Neue Spielwiese zur Profilbildung
Vor allem das stark wachsende Prebake-Segment zeigt Erfolg: Der Duft frischer Brötchen, Brote und süßer Backwaren aus dem Backautomaten macht Frische erstmals auch für diese Warengruppe mit der Nase sinnlich erlebbar und animiert Verbraucher zum Kauf. Bundesweit nahezu flächendeckend verfügen die Verbraucher- und Supermärkte inzwischen über Backstationen. Auch die Discounter haben aufgerüstet und treiben das Geschäft derzeit voran. Um sich stärker vom Discount abzugrenzen, setzen die Vollsortimenter zunehmend auf neue Premium-Backwaren, die in ihrer hochwertigen, handwerklichen Anmutung dem klassischen Bäckerhandwerk Konkurrenz machen.

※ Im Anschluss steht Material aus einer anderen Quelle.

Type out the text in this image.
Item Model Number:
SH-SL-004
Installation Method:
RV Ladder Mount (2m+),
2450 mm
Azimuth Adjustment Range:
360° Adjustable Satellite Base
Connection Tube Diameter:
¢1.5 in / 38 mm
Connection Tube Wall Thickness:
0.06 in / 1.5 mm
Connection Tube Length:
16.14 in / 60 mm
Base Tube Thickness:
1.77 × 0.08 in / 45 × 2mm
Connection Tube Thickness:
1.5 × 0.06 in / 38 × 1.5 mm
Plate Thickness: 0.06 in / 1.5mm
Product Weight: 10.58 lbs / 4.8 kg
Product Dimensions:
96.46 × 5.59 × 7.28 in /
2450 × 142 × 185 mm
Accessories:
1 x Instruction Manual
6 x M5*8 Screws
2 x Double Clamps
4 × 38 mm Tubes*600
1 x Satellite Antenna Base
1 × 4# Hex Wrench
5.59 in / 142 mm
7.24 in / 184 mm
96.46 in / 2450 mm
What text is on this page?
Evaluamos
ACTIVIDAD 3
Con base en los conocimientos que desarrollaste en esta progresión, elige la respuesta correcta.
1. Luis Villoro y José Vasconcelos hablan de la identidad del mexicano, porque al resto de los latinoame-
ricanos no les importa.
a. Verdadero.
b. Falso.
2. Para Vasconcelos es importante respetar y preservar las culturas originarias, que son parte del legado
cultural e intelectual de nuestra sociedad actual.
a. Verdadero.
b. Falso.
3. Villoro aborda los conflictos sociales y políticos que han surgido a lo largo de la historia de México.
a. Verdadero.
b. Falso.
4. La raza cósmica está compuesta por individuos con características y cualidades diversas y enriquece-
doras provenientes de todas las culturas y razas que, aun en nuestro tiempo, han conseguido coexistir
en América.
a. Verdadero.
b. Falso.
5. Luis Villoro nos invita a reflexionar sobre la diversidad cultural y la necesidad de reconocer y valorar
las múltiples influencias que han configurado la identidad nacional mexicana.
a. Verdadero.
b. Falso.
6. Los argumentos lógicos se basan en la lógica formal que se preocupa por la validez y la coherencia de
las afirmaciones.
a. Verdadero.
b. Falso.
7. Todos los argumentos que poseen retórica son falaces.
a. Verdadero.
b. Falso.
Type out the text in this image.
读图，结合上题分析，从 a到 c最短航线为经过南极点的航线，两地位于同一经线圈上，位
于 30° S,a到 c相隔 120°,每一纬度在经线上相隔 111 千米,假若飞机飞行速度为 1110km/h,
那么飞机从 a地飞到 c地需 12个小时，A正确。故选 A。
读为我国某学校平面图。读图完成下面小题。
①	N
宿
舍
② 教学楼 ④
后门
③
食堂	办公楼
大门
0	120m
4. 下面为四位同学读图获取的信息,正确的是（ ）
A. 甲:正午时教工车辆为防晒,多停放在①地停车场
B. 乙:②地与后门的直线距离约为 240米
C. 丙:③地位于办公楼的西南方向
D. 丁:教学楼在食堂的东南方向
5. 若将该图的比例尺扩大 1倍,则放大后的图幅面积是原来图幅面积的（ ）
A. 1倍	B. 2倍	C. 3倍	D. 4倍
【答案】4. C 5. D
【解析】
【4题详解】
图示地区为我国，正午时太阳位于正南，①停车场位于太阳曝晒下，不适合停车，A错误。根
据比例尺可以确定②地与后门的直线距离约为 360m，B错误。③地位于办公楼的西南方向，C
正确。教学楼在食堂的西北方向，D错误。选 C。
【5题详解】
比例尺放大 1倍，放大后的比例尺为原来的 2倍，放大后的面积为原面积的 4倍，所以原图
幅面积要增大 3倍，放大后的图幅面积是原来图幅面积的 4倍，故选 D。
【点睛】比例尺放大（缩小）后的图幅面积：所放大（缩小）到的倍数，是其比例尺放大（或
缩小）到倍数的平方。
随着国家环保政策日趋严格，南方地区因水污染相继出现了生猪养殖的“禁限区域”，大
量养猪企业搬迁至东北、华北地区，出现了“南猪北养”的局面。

Der Lebensmittelhändler als Bäcker – er profiliert sich damit in einer weiteren Frische-Kategorie gegenüber Kunden und Wettbewerbern und forciert so eine Strategie des One-Stop-Shopping. Aus Sicht von Ingo Meckbach, Linde Ladenbau, ist dieses Thema Teil des allgemeinen Trends im LEH, den Gastronomieanteil am POS auszubauen. Ob Haxe aus der heißen Theke oder der Vollkorn-Snack aus dem Backshop – Kunden haben heute im gut sortierten Lebensmittelhandel vielfach die Möglichkeit, mit Snacks, richtigen Mahlzeiten und Getränken Hunger oder Appetit zu stillen. Der Handel dokumentiert damit Kompetenz, steigert die Wohlfühlatmosphäre und damit die Verweildauer der Kunden und generiert so zusätzliche Umsatzchancen, meint Ingo Meckbach.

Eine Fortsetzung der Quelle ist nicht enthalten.